Conclusions Most US men report little shared decision making in PSA screening, and the lack of shared decision making is more prevalent in nonscreened than in screened men. Screening intensity is greatest with partial shared decision making, and different elements of shared decision making are associated with distinct patient characteristics. Shared decision making needs to be improved in decisions for and against PSA screening.


Screening for prostate cancer using the prostate-specific antigen test (PSA screening) is a common practice in the United States. Each year approximately 40% to 50% of men aged 50 years and older undergo PSA screening,[1] often without their knowledge.[2–6] The test has become so routine that in one highly publicized case a physician was sued for malpractice for not ordering it.[7] Yet PSA screening remains controversial.[8,9] The PSA test has limited accuracy, and evidence for its effectiveness in reducing mortality is conflicting.[10] Prostate cancer has a heterogeneous natural history; although fatal in some men, it is indolent in most, and outcomes for individuals are difficult to predict. PSA screening can thus lead to overdiagnosis and unnecessary diagnostic evaluation and treatment. For these reasons, professional organizations, including the US Preventive Services Task Force (USPSTF), American Cancer Society (ACS), and American Urologic Association (AUA), have issued clinical practice guidelines recommending that clinicians inform patients about the pros, cons, and uncertainties of PSA screening, and that screening decisions be based on patient preferences.[11–13] These elements are essential for informed decision making[14,15] and for shared decision making.[14–16]

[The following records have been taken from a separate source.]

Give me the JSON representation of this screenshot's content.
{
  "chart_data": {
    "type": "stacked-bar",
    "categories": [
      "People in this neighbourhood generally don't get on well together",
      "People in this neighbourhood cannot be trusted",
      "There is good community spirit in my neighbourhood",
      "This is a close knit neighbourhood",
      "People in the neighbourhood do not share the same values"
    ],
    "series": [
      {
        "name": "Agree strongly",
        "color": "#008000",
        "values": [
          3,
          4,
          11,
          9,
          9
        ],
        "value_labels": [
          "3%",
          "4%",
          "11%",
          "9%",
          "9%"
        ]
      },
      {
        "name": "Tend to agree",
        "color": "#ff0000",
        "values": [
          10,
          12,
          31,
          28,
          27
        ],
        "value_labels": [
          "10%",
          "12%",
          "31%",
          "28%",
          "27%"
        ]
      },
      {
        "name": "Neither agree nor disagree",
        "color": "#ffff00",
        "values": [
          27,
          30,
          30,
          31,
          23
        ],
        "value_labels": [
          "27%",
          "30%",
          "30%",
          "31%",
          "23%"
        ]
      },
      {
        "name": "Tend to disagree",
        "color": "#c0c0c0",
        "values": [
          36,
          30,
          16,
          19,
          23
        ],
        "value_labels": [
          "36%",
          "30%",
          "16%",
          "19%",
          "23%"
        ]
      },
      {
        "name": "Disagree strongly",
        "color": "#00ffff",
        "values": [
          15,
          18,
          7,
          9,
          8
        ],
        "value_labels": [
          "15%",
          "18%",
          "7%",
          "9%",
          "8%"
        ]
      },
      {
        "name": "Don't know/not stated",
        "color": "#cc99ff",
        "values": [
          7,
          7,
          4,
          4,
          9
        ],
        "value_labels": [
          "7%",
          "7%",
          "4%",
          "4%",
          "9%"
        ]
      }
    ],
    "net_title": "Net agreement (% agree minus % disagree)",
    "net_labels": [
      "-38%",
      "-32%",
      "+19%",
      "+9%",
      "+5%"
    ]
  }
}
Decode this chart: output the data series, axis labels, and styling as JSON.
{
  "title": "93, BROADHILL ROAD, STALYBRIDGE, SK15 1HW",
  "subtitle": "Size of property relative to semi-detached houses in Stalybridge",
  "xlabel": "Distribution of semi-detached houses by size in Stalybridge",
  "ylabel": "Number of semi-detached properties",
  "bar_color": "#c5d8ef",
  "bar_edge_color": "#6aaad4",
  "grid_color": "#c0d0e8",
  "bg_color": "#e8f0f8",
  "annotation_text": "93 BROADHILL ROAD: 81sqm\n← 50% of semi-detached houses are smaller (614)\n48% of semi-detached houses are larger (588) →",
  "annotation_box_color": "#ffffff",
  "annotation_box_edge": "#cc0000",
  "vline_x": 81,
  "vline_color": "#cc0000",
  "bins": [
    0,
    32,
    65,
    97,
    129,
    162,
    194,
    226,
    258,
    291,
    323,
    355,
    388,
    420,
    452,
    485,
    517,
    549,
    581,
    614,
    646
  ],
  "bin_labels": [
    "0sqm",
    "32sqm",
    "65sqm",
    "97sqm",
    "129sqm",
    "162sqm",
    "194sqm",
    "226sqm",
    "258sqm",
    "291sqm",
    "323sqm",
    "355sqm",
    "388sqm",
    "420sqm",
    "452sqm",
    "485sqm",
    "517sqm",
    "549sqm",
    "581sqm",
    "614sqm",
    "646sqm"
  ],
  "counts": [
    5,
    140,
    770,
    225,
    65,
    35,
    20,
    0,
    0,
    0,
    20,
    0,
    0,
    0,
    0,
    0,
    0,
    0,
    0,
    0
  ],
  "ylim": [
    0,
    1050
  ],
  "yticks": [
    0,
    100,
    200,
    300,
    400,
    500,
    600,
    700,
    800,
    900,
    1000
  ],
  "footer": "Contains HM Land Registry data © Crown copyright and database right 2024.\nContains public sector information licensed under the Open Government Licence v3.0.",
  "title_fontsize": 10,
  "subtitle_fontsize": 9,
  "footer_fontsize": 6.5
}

PSA screening decisions in the United States, however, fall short of these ideals. National surveys have shown that many men who undergo PSA screening are poorly informed, and screening decisions are typically made by clinicians alone.[17–21] PSA screening in the absence of shared decision making exposes men to its potential harms without their knowledge and has been a dominant focus of policy debates.[4,17,19,22] The USPSTF's revised guidelines address this problem by not only discouraging routine screening, but recommending that physicians "should not offer or order PSA screening unless they are prepared to engage in shared decision making."[10,22,23]

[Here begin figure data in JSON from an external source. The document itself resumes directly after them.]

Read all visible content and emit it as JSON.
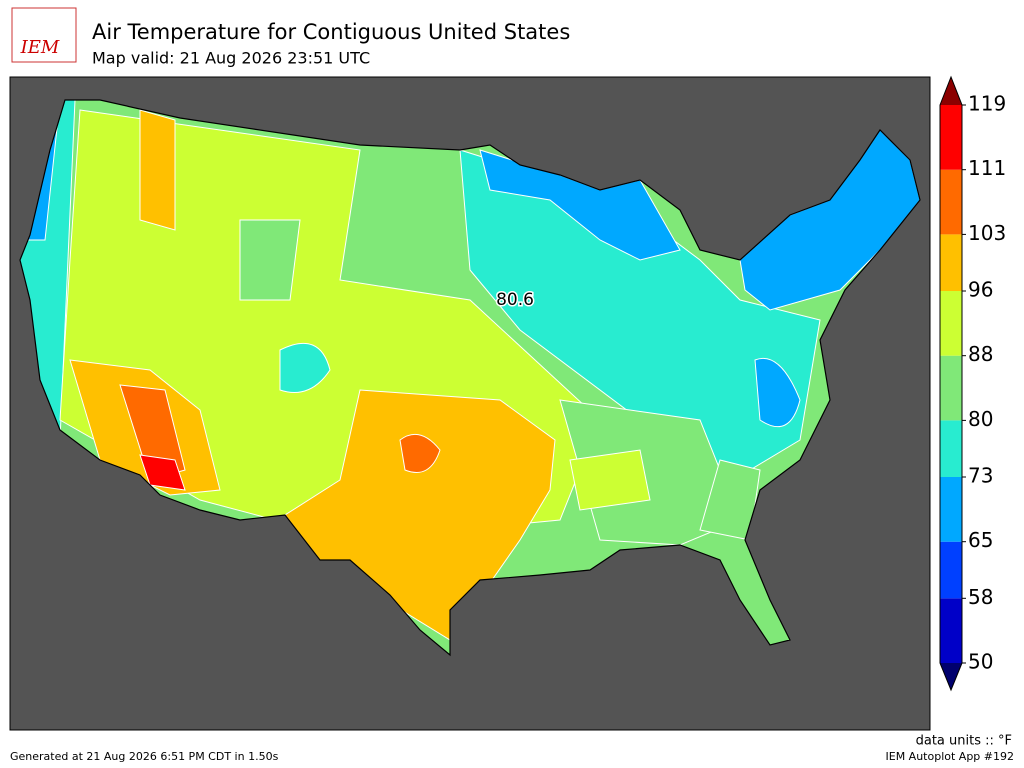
{
  "header": {
    "logo": "IEM",
    "title": "Air Temperature for Contiguous United States",
    "subtitle": "Map valid: 21 Aug 2026 23:51 UTC"
  },
  "map": {
    "station_value": 80.6
  },
  "colorbar": {
    "ticks": [
      50,
      58,
      65,
      73,
      80,
      88,
      96,
      103,
      111,
      119
    ],
    "colors": [
      "#0000c8",
      "#0040ff",
      "#00a8ff",
      "#28ecd0",
      "#80e878",
      "#ccff33",
      "#ffc000",
      "#ff6a00",
      "#ff0000"
    ],
    "under_color": "#00006e",
    "over_color": "#8b0000",
    "units_label": "data units :: °F"
  },
  "footer": {
    "generated": "Generated at 21 Aug 2026 6:51 PM CDT in 1.50s",
    "app": "IEM Autoplot App #192"
  }
}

A problem that has attracted less attention is nonscreening, or test nonuptake,[24] in the absence of shared decision making. This problem is equally important if one believes that existing evidence remains insufficient to recommend for or against screening, as critics of the revised USPSTF guidelines have argued,[25–27] yet empirical data on its extent are lacking. National surveys have measured shared decision making in PSA screening rather than nonscreening—focusing on men who have undergone screening[18]or considered it during some recent time interval.[19] They have also used either brief measures of shared decision making[18,19] or smaller, nonrepresentative sample populations.[28] We thus have an incomplete understanding of the extent of shared decision making in PSA screening and the implications of alternative policy approaches to this problem.

The objective of the current study was to provide population-level evidence on the prevalence of shared decision making in both PSA screening and nonscreening. Using a large nationally representative health survey of the US public, we ascertained the extent of physician-patient discussions of the advantages, disadvantages, and uncertainties associated with PSA screening among screened and unscreened men aged 50 to 74 years. We then conducted analyses to (1) estimate the US population prevalence of both PSA screening and nonscreening in both the presence and absence of shared decision making; (2) examine the association between critical elements of shared decision making and PSA screening uptake and intensity of use; and (3) identify patient characteristics associated with shared decision making.